Stefon, SNL (2008-2013)
Stefon represents the only time an SNL character was specifically built around breaking. The cue cards would famously be rearranged or rewritten for each onomatopoeic club name up until the moment the show went live, forcing Bill Hader to say, like, “Hooyagoosyoughoooou” with no rehearsal. No actor has ever struggled through a difficult script more admirably, and it really speaks to Hader’s charm that simply watching him laugh was enough to build a legacy.
Munchma Quchi, The Colbert Report (2011)
There is so much joy in watching Stephen Colbert lose his mind in the middle of an extremely stupid pun. We always appreciated how the teleprompter could completely blindside the legend during his Comedy Central days, leading to long, hands-over-mouth pauses as Colbert attempted to ground himself back into his stoic O’Reilly form. The best part about this joke? It’s pretty easy to imagine a Fox News blowhard taking “Munchma Quchi” at face value.
Place in Edinburgh, The Late Late Show With Craig Ferguson (2011)
Craig Ferguson improvised constantly during his after-midnight tenure on The Late Late Show, so there are plenty of lunatic sequences of brilliance to choose from. But this riff, centered around some bizarre conceit about Geoff the Robot owning vacation homes around the world, is a ten-car pile-up of a joke. Ferguson breaks simply because he can’t believe he’s allowed to be this silly on network television. We couldn’t believe it either. That’s always been crucial to his appeal.
The Californians, SNL (2012)
What a ridiculously simple premise: Californians giving directions. It’s funny, because Californians love giving directions, and this miraculous ensemble of modern SNL royalty (Armisen! Hader! Wiig!) could not hold it in as they graciously roasted their adopted home state. The sketch that aired live was great, but true breaking aficionados prefer the dress rehearsal take, where things come to near-screeching halt after some impassioned traffic advice from Armisen.
Close Encounter, SNL (2015)
Everyone has their own favorite genre of Saturday Night Live breaks, but there’s no doubt that Lorne Michaels pioneered the often-imitated, never-replicated art of getting an allegedly serious actor to lose their mind during a hosting stint. (More on that later.) Ryan Gosling, as it turns out, is no match for a chain-smoking Kate McKinnon monologue about getting abducted by the horniest aliens of all time.
Jamie Foxx as George Jefferson, Live in Front of a Studio Audience (2019)
This is the most recent break on this list, and also the most trans-dimensional.
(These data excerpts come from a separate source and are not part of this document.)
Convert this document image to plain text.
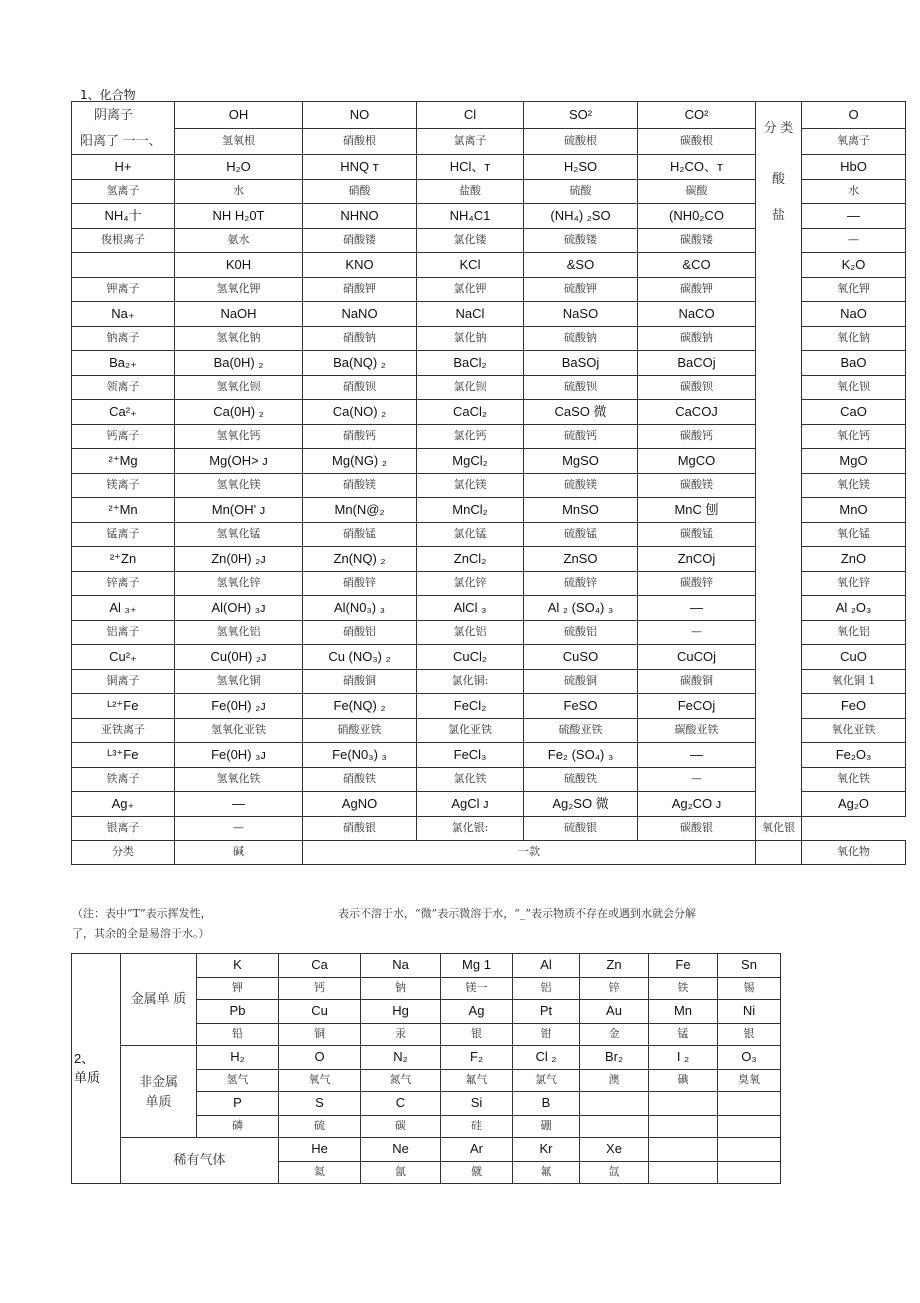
1、化合物
阴离子
阳离了 一一、	OH	NO	Cl	SO²	CO²	分 类	O
	氢氧根	硝酸根	氯离子	硫酸根	碳酸根		氧离子
H+	H₂O	HNQ ᴛ	HCl、ᴛ	H₂SO	H₂CO、ᴛ	酸	HbO
氢离子	水	硝酸	盐酸	硫酸	碳酸		水
NH₄十	NH H₂0T	NHNO	NH₄C1	(NH₄) ₂SO	(NH0₂CO	盐	—
俊根离子	氨水	硝酸镂	氯化镂	硫酸镂	碳酸镂		—
	K0H	KNO	KCl	&SO	&CO		K₂O
钾离子	氢氧化钾	硝酸钾	氯化钾	硫酸钾	碳酸钾		氧化钾
Na₊	NaOH	NaNO	NaCl	NaSO	NaCO		NaO
钠离子	氢氧化钠	硝酸钠	氯化钠	硫酸钠	碳酸钠		氧化钠
Ba₂₊	Ba(0H) ₂	Ba(NQ) ₂	BaCl₂	BaSOj	BaCOj		BaO
领离子	氢氧化钡	硝酸钡	氯化钡	硫酸钡	碳酸钡		氧化钡
Ca²₊	Ca(0H) ₂	Ca(NO) ₂	CaCl₂	CaSO 微	CaCOJ		CaO
钙离子	氢氧化钙	硝酸钙	氯化钙	硫酸钙	碳酸钙		氧化钙
²⁺Mg	Mg(OH> ᴊ	Mg(NG) ₂	MgCl₂	MgSO	MgCO		MgO
镁离子	氢氧化镁	硝酸镁	氯化镁	硫酸镁	碳酸镁		氧化镁
²⁺Mn	Mn(OH' ᴊ	Mn(N@₂	MnCl₂	MnSO	MnC 刨		MnO
锰离子	氢氧化锰	硝酸锰	氯化锰	硫酸锰	碳酸锰		氧化锰
²⁺Zn	Zn(0H) ₂ᴊ	Zn(NQ) ₂	ZnCl₂	ZnSO	ZnCOj		ZnO
锌离子	氢氧化锌	硝酸锌	氯化锌	硫酸锌	碳酸锌		氧化锌
Al ₃₊	Al(OH) ₃ᴊ	Al(N0₃) ₃	AlCl ₃	Al ₂ (SO₄) ₃	—		Al ₂O₃
铝离子	氢氧化铝	硝酸铝	氯化铝	硫酸铝	—		氧化铝
Cu²₊	Cu(0H) ₂ᴊ	Cu (NO₃) ₂	CuCl₂	CuSO	CuCOj		CuO
铜离子	氢氧化铜	硝酸铜	氯化铜:	硫酸铜	碳酸铜		氧化铜 1
ᴸ²⁺Fe	Fe(0H) ₂ᴊ	Fe(NQ) ₂	FeCl₂	FeSO	FeCOj		FeO
亚铁离子	氢氧化亚铁	硝酸亚铁	氯化亚铁	硫酸亚铁	碳酸亚铁		氧化亚铁
ᴸ³⁺Fe	Fe(0H) ₃ᴊ	Fe(N0₃) ₃	FeCl₃	Fe₂ (SO₄) ₃	—		Fe₂O₃
铁离子	氢氧化铁	硝酸铁	氯化铁	硫酸铁	—		氧化铁
Ag₊	—	AgNO	AgCl ᴊ	Ag₂SO 微	Ag₂CO ᴊ		Ag₂O
银离子	—	硝酸银	氯化银:	硫酸银	碳酸银	氧化银	
分类	碱	一款					氧化物
（注：表中“T”表示挥发性，	表示不溶于水，“微”表示微溶于水，“_”表示物质不存在或遇到水就会分解
了，其余的全是易溶于水。）
2、
单质	金属单 质	K	Ca	Na	Mg 1	Al	Zn	Fe	Sn
		钾	钙	钠	镁一	铝	锌	铁	锡
		Pb	Cu	Hg	Ag	Pt	Au	Mn	Ni
		铅	铜	汞	银	钳	金	锰	银
	非金属 单质	H₂	O	N₂	F₂	Cl ₂	Br₂	I ₂	O₃
		氢气	氧气	氮气	氟气	氯气	澳	碘	臭氧
		P	S	C	Si	B			
		磷	硫	碳	硅	硼			
	稀有气体		He	Ne	Ar	Kr	Xe		
			氦	氤	僦	氟	氙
Jamie Foxx took up the George Jefferson mantle for ABC’s ‘70s sitcom throwback special Live in Front of a Studio Audience. Foxx flubs a line, and briefly slips out of character to shame himself while the rest of the cast members quietly cackle in the dark. For the viewer, it’s an alternate reality where we got to witness a version of The Jeffersons where Sherman Hemsley breaks the fourth wall, which we imagine would be a much different show.